Upon reading about the the church in Baghdad that was attacked and seized, it was hard not to think of Beslan. The New York Times reported:
A day after Iraqi forces stormed a church in Baghdad where gunmen had taken close to 100 hostages, Interior Ministry officials said on Monday that at least 58 people, including two priests, had been killed and 75 wounded in an afternoon of chaos that became a bloodbath. The death toll was considerably higher than initially reported.
Reading on, the comparison becomes more fitting as we see that, like Beslan, it nudged barbarism into the realm of ghoulism. Happy Halloween indeed.
Abdul-Kader Jassem al-Obeidi, the defense minister, said that most of the hostages were killed or wounded when the kidnappers set off at least two suicide vests as they took over the church.
One pictures the besiegers apparently unfazed by operating in proximity to the corpses, blood, and body parts they created. It’s difficult to refrain from speculating whether they, in fact, represented not the Islamic State of Iraq, affiliated with Al Qaeda in Mesopotamia, but a satanic cult. Oh, right Al Qaeda in Mesopotamia is effectively a satanic cult.

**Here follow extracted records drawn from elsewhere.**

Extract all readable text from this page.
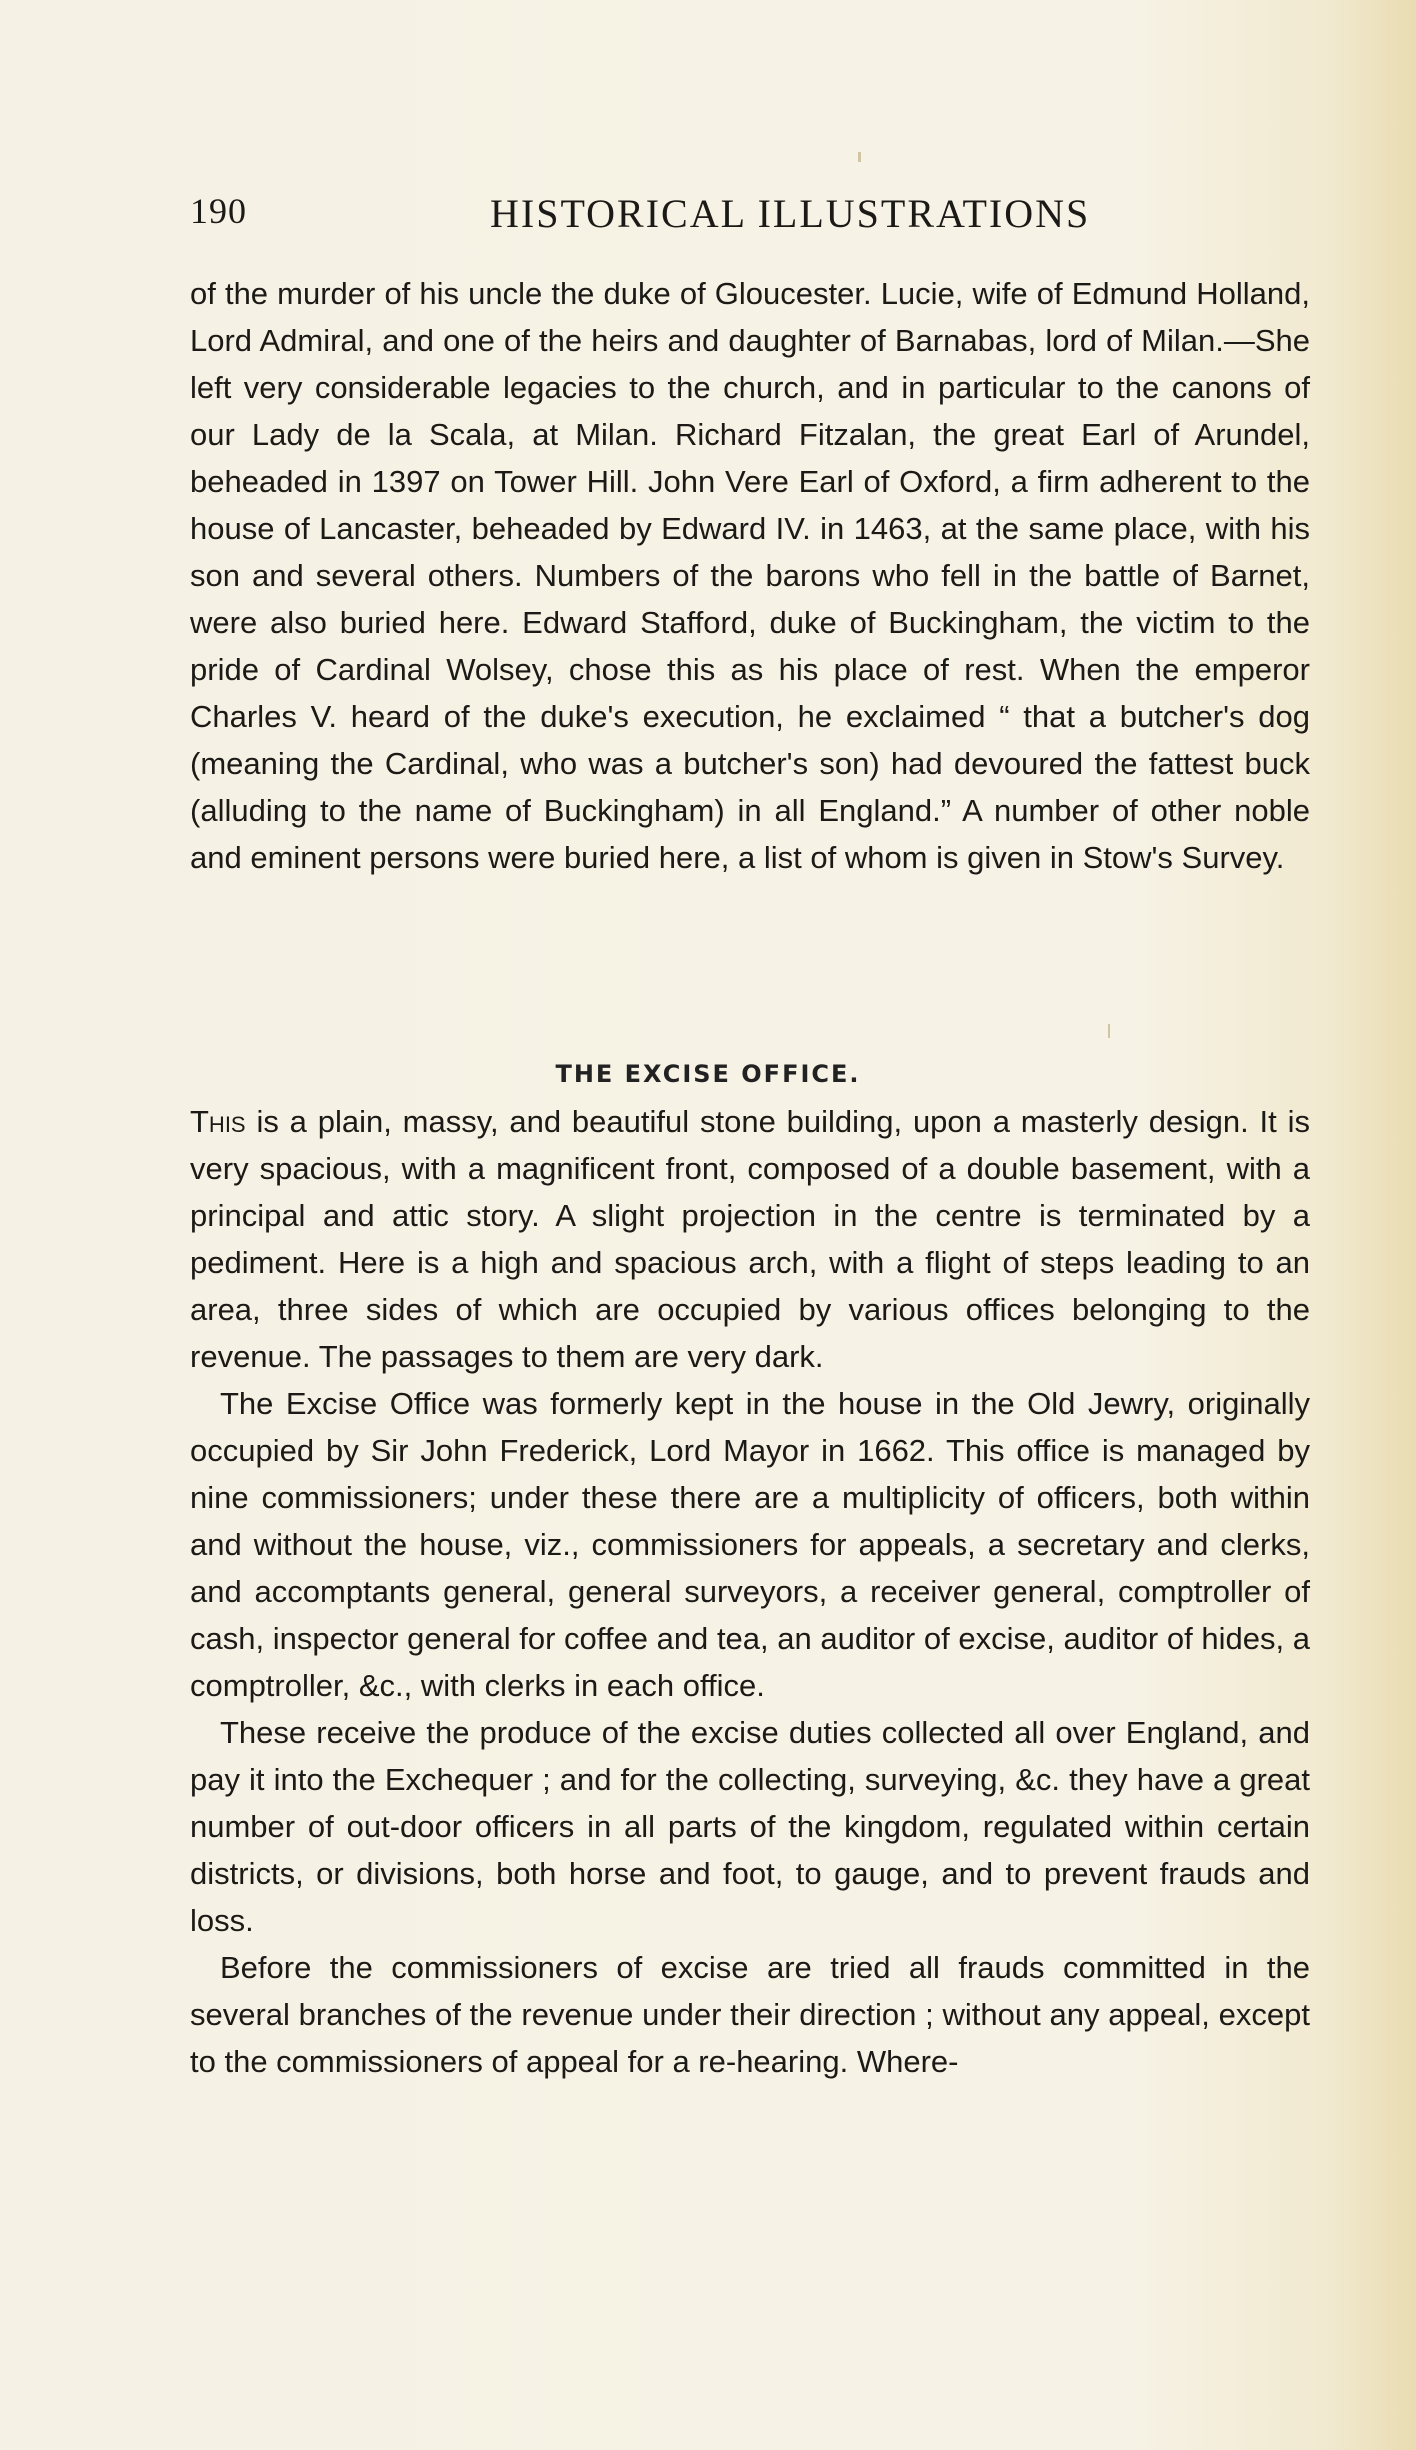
190	HISTORICAL ILLUSTRATIONS

of the murder of his uncle the duke of Gloucester. Lucie, wife of Edmund Holland, Lord Admiral, and one of the heirs and daughter of Barnabas, lord of Milan.—She left very considerable legacies to the church, and in particular to the canons of our Lady de la Scala, at Milan. Richard Fitzalan, the great Earl of Arundel, beheaded in 1397 on Tower Hill. John Vere Earl of Oxford, a firm adherent to the house of Lancaster, beheaded by Edward IV. in 1463, at the same place, with his son and several others. Numbers of the barons who fell in the battle of Barnet, were also buried here. Edward Stafford, duke of Buckingham, the victim to the pride of Cardinal Wolsey, chose this as his place of rest. When the emperor Charles V. heard of the duke's execution, he exclaimed “ that a butcher's dog (meaning the Cardinal, who was a butcher's son) had devoured the fattest buck (alluding to the name of Buckingham) in all England.” A number of other noble and eminent persons were buried here, a list of whom is given in Stow's Survey.

THE EXCISE OFFICE.

This is a plain, massy, and beautiful stone building, upon a masterly design. It is very spacious, with a magnificent front, composed of a double basement, with a principal and attic story. A slight projection in the centre is terminated by a pediment. Here is a high and spacious arch, with a flight of steps leading to an area, three sides of which are occupied by various offices belonging to the revenue. The passages to them are very dark.

The Excise Office was formerly kept in the house in the Old Jewry, originally occupied by Sir John Frederick, Lord Mayor in 1662. This office is managed by nine commissioners; under these there are a multiplicity of officers, both within and without the house, viz., commissioners for appeals, a secretary and clerks, and accomptants general, general surveyors, a receiver general, comptroller of cash, inspector general for coffee and tea, an auditor of excise, auditor of hides, a comptroller, &c., with clerks in each office.

These receive the produce of the excise duties collected all over England, and pay it into the Exchequer ; and for the collecting, surveying, &c. they have a great number of out-door officers in all parts of the kingdom, regulated within certain districts, or divisions, both horse and foot, to gauge, and to prevent frauds and loss.

Before the commissioners of excise are tried all frauds committed in the several branches of the revenue under their direction ; without any appeal, except to the commissioners of appeal for a re-hearing. Where-
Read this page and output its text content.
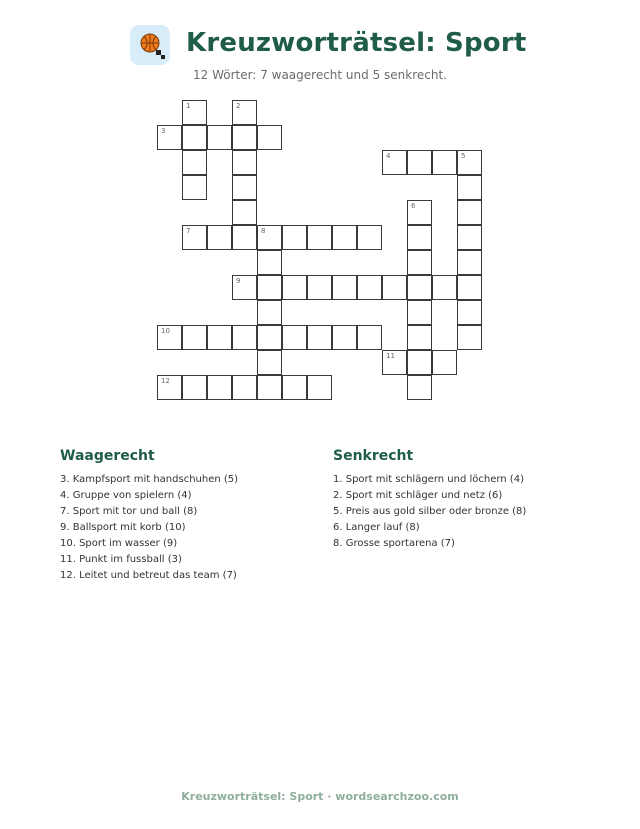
Kreuzworträtsel: Sport
12 Wörter: 7 waagerecht und 5 senkrecht.
1	2
3
4	5
6
7	8
9
10
11
12
Waagerecht
3. Kampfsport mit handschuhen (5)
4. Gruppe von spielern (4)
7. Sport mit tor und ball (8)
9. Ballsport mit korb (10)
10. Sport im wasser (9)
11. Punkt im fussball (3)
12. Leitet und betreut das team (7)
Senkrecht
1. Sport mit schlägern und löchern (4)
2. Sport mit schläger und netz (6)
5. Preis aus gold silber oder bronze (8)
6. Langer lauf (8)
8. Grosse sportarena (7)
Kreuzworträtsel: Sport · wordsearchzoo.com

No disrespect intended for the dead, but you could make a case that its founder Abu Musab al-Zarqawi was possessed. (If you’ll recall, his greatest hits included beheading Nicholas Berg, the UN bombing in 2003 that killed 22 (including the beloved UN secretary-general’s special Iraqi envoy Sergio Vieira de Mello), and the attacks on the Shia shrines in Karbala and Baghdad in 2004 that killed over 180 and helped turn the sectarian strife into a civil war.
Another person for whom the case can be made that possession by the devil is his problem, too — if it weren’t construed as making excuses for him — is Reverend Terry Jones. Returning to the Times article . . .
The [Coptic] church, with a huge cross visible from hundreds of yards away, was already surrounded with concrete bollards and razor wire, and church leaders have been fearful of attack since the Rev. Terry Jones in Gainesville, Fla., threatened to burn a Koran on the anniversary of the Sept. 11 attacks on the World Trade Center and the Pentagon.
It’s true that, in retrospect, leaving the oversized cross in place might have been tempting fate, but deflecting blame onto the church is heartless. Meanwhile, are Focal Points readers inclined to accept the rationale that the Islamic State of Iraq was extracting revenge on Christianity for Rev. Jones’s act? If you are, do you blame the reverend for not anticipating this kind of blowback at a Christian target?